In this study, we use LDA and thematic analysis to 1) identify topics among reader-submitted questions to Dear Pandemic’s question box; 2) visualize the association between topics; and 3) describe trends in topic prevalence over time. By characterizing the information needs of Dear Pandemic’s audience, we not only provide other science communicators with insights about information-seeking during COVID-19, but also illustrate how our question box format and topic modeling approach can be useful for infodemic management.

Materials and methods

Data collection and pre-processing

S1 Fig displays the research process, from data collection to visualization. Our data consisted of submissions to Dear Pandemic’s question box from August 24, 2020, to August 24, 2021. We chose a year-long period in order to cover a wide range of the rapidly shifting COVID-19 information landscape, while also limiting the inclusion of extraneous questions that were submitted in late 2021 as Dear Pandemic broadened its scope to other health and science topics. To assemble our corpus, we retrospectively collected all 3947 questions that readers submitted via webform during the analysis period. The webform also included a field for readers to report their geographic location, which we categorized by US state and/or country. After removing 108 duplicate or non-English-language questions, we obtained a final corpus of 3839 submissions.

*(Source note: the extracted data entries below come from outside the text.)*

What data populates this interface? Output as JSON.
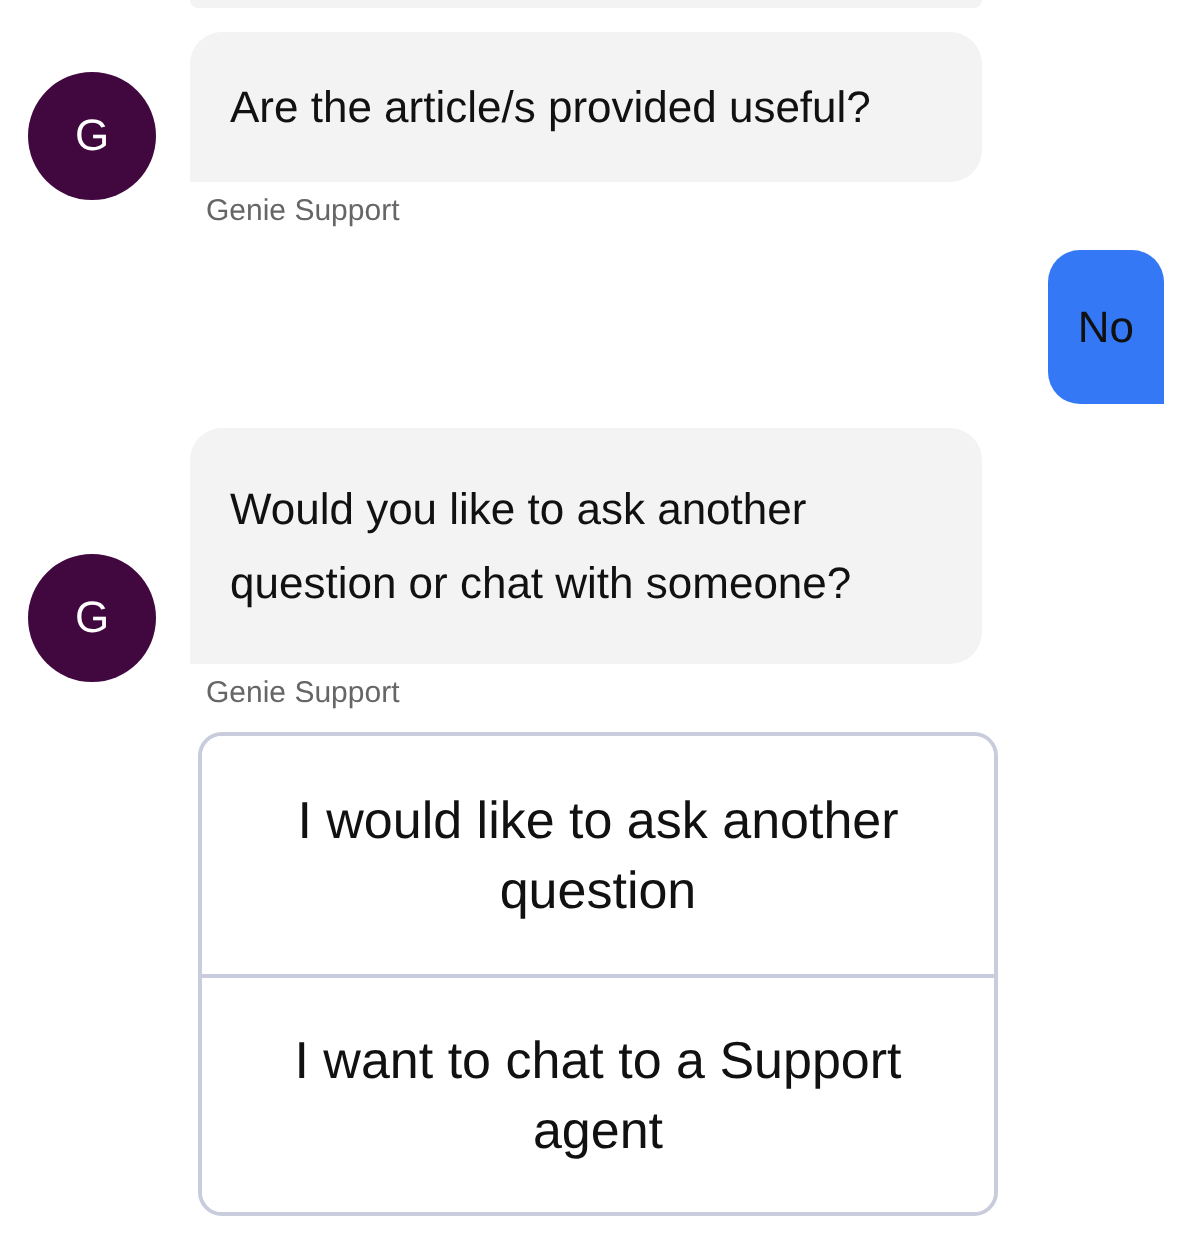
{
  "messages": [
    {
      "kind": "clipped"
    },
    {
      "kind": "bot",
      "avatar": "G",
      "text": "Are the article/s provided useful?",
      "sender": "Genie Support"
    },
    {
      "kind": "user",
      "text": "No"
    },
    {
      "kind": "bot",
      "avatar": "G",
      "text": "Would you like to ask another question or chat with someone?",
      "sender": "Genie Support"
    }
  ],
  "options": [
    "I would like to ask another question",
    "I want to chat to a Support agent"
  ]
}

We pre-processed the text of each submission by converting it to lowercase and removing numbers, special characters, stop words (i.e., common words with little meaning), and URLs. Finally, we tokenized (i.e., split the submission text into individual words) and lemmatized (i.e., converted words into their root form) the text using the Python library spaCy [18]. The mean (SD) submission length was 66.7 (61.7) words originally and 31.5 (29.7) tokens after pre-processing.

Topic modeling

To analyze submissions, we used an LDA topic modeling algorithm provided by the Differential Language Analysis ToolKit (DLATK) Mallet interface [19, 20]. We adjusted one parameter (alpha = 0.3) to favor fewer topics per document (i.e., submission), reflecting the fact that our documents were relatively short in length (compared to documents such as book chapters or news articles) and were thus likely to contain fewer topics. All other LDA parameters were kept at their default.

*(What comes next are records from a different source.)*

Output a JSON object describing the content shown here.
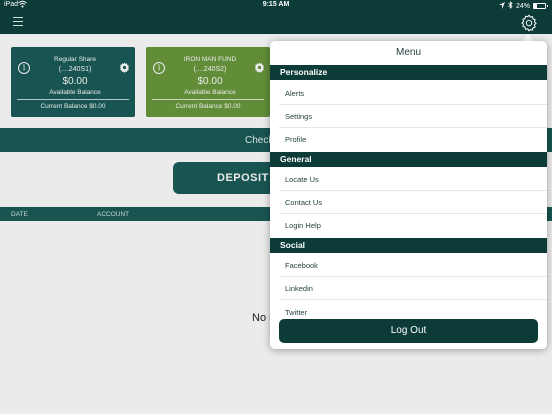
{
  "status_bar": {
    "carrier": "iPad",
    "time": "9:15 AM",
    "battery_text": "24%",
    "battery_level": 0.24,
    "icons": [
      "wifi-icon",
      "location-icon",
      "bluetooth-icon",
      "battery-icon"
    ]
  },
  "nav": {
    "icons": [
      "hamburger-menu-icon",
      "settings-gear-icon"
    ]
  },
  "accounts": [
    {
      "name": "Regular Share",
      "number": "(....240S1)",
      "amount": "$0.00",
      "available_label": "Available Balance",
      "current_balance": "Current Balance $0.00",
      "color": "#1a5c5a"
    },
    {
      "name": "IRON MAN FUND",
      "number": "(....240S2)",
      "amount": "$0.00",
      "available_label": "Available Balance",
      "current_balance": "Current Balance $0.00",
      "color": "#6a9a3e"
    }
  ],
  "band": {
    "label": "Check"
  },
  "deposit_button": "DEPOSIT A",
  "table": {
    "col_date": "DATE",
    "col_account": "ACCOUNT"
  },
  "empty_text": "No r",
  "menu": {
    "title": "Menu",
    "sections": [
      {
        "title": "Personalize",
        "items": [
          "Alerts",
          "Settings",
          "Profile"
        ]
      },
      {
        "title": "General",
        "items": [
          "Locate Us",
          "Contact Us",
          "Login Help"
        ]
      },
      {
        "title": "Social",
        "items": [
          "Facebook",
          "Linkedin",
          "Twitter"
        ]
      }
    ],
    "logout": "Log Out"
  },
  "colors": {
    "brand_dark": "#0d3c38",
    "brand_teal": "#1b5d58",
    "card_green": "#6a9a3e"
  }
}
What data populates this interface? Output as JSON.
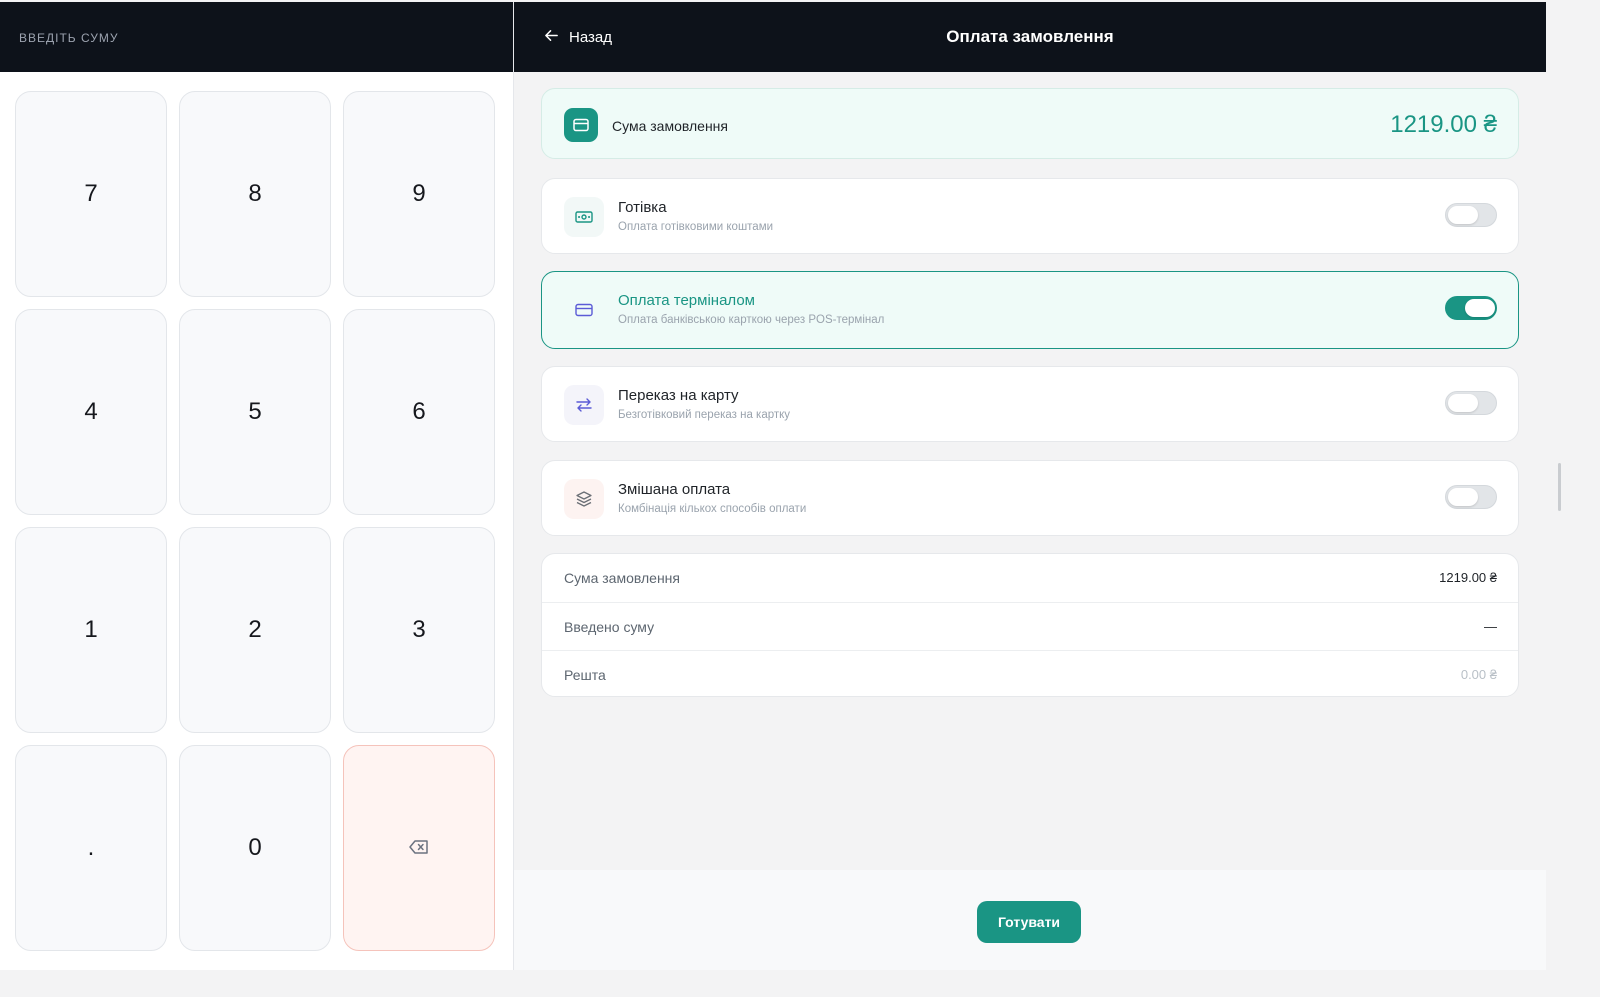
{
  "left_panel": {
    "label": "ВВЕДІТЬ СУМУ",
    "keys": [
      "7",
      "8",
      "9",
      "4",
      "5",
      "6",
      "1",
      "2",
      "3",
      ".",
      "0"
    ],
    "backspace_icon": "backspace-icon"
  },
  "header": {
    "back_label": "Назад",
    "title": "Оплата замовлення"
  },
  "order_total": {
    "label": "Сума замовлення",
    "amount": "1219.00 ₴",
    "icon": "card-icon"
  },
  "payment_methods": [
    {
      "title": "Готівка",
      "subtitle": "Оплата готівковими коштами",
      "icon": "cash-icon",
      "enabled": false
    },
    {
      "title": "Оплата терміналом",
      "subtitle": "Оплата банківською карткою через POS-термінал",
      "icon": "card-icon",
      "enabled": true
    },
    {
      "title": "Переказ на карту",
      "subtitle": "Безготівковий переказ на картку",
      "icon": "transfer-icon",
      "enabled": false
    },
    {
      "title": "Змішана оплата",
      "subtitle": "Комбінація кількох способів оплати",
      "icon": "layers-icon",
      "enabled": false
    }
  ],
  "summary": {
    "rows": [
      {
        "label": "Сума замовлення",
        "value": "1219.00 ₴"
      },
      {
        "label": "Введено суму",
        "value": "—"
      },
      {
        "label": "Решта",
        "value": "0.00 ₴"
      }
    ]
  },
  "footer": {
    "submit_label": "Готувати"
  },
  "colors": {
    "accent": "#1a9584",
    "header_bg": "#0d121a",
    "backspace_bg": "#fff4f2"
  }
}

The number of topics to generate, k, must be manually pre-specified in LDA models. This parameter can be optimized by comparing the results of models run with different values of k, using quantitative topic coherence metrics and qualitative measures of interpretability. We estimated a series of models with 3 < k < 50 topics and calculated coherence using the Cv method [21]. We also reviewed the topics generated in each iteration for semantic validity (whether topic meanings could be clearly discerned by their associated words) and granularity (whether topics were broad or specific). While the 9-topic model had the highest Cv score (S2 Fig), we judged the topics to be insufficiently granular. We reached the consensus that the 25-topic model was optimal based on its semantic validity, granularity, and Cv score.

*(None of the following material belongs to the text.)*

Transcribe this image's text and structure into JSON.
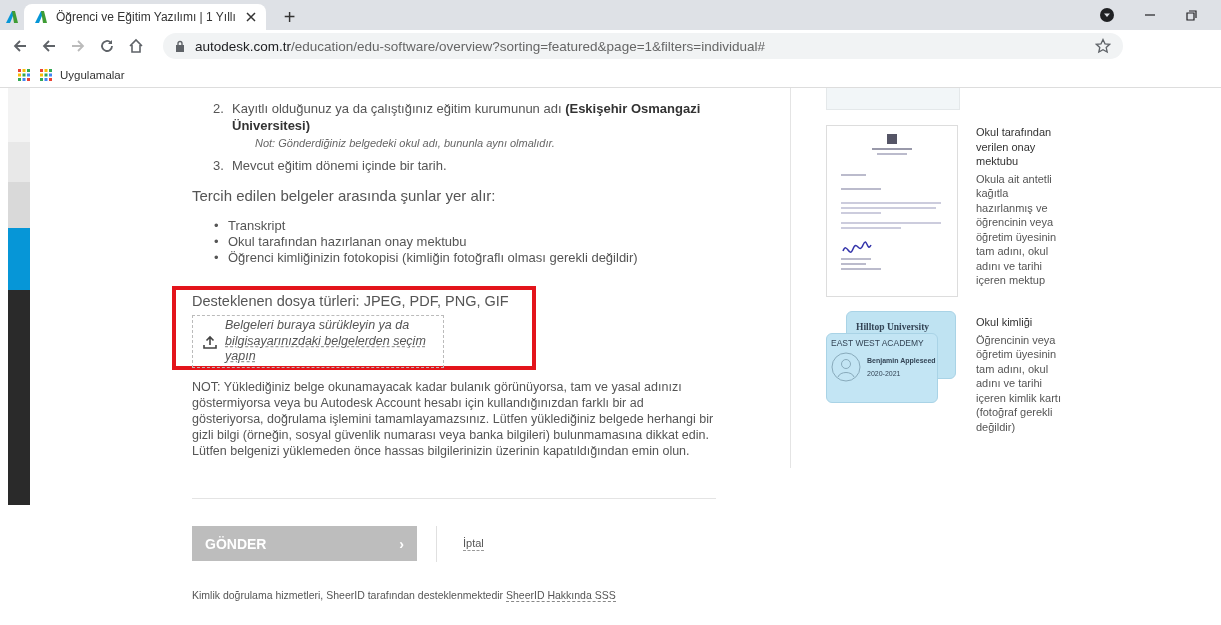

After the model was finalized, 5 of the authors with expertise in qualitative research conducted a thematic analysis of the topics, following the process described by Braun & Clarke [17]. To integrate LDA and thematic analysis, we followed the best practice of identifying the words and documents that were most highly associated with each topic [22]. We calculated log-likelihood word frequencies to identify the top 50 words in each topic, and we used submission-level probability distributions to identify the top 10 submissions in each topic. The 5 authors independently familiarized themselves with the data; generated names and descriptions for each of the 25 topics using the top words and submissions; and grouped the 25 topics into candidate themes based on common features and meanings. The authors identified 11 candidate themes, which were compared, mapped, and consolidated until 6 final themes were generated. The names and interpretations of the topics and themes were refined until a consensus among all authors was reached.

Finally, we visualized the submissions using a t-distributed stochastic neighbor embedding (t-SNE) algorithm, which represented each submission’s 25-dimensional topic probability distribution in a 2-dimensional space. To examine trends over time, we computed each topic’s average probability by day and fit generalized additive models to the data. We visualized the data and conducted trend analyses using R version 4.0.3. Our study was determined to not meet the definition of human subjects research by the University of Pennsylvania Institutional Review Board, waiving the requirement for informed consent.


Characteristics of submissions to the Dear Pandemic question box

The topic model included 3839 question box submissions. The number of daily submissions ranged from 1 to 32, and the most active month was March 2021, with 592 submissions (S3 Fig). 90.0% of submissions came from US-based readers; the 5 states with the most submissions were Wisconsin (417), Texas (333), Pennsylvania (265), New York (244), and California (234) (S1 Data). Other countries with 5 or more submissions were Canada (96), the United Kingdom (67), Australia (12), Mexico (6), South Africa (5), India (5), and Germany (5). These frequencies generally map to the location of Dear Pandemic readers on social media. As Dear Pandemic periodically promoted the question box during media interviews and events, submission volume and geographic distribution may not have been solely organic.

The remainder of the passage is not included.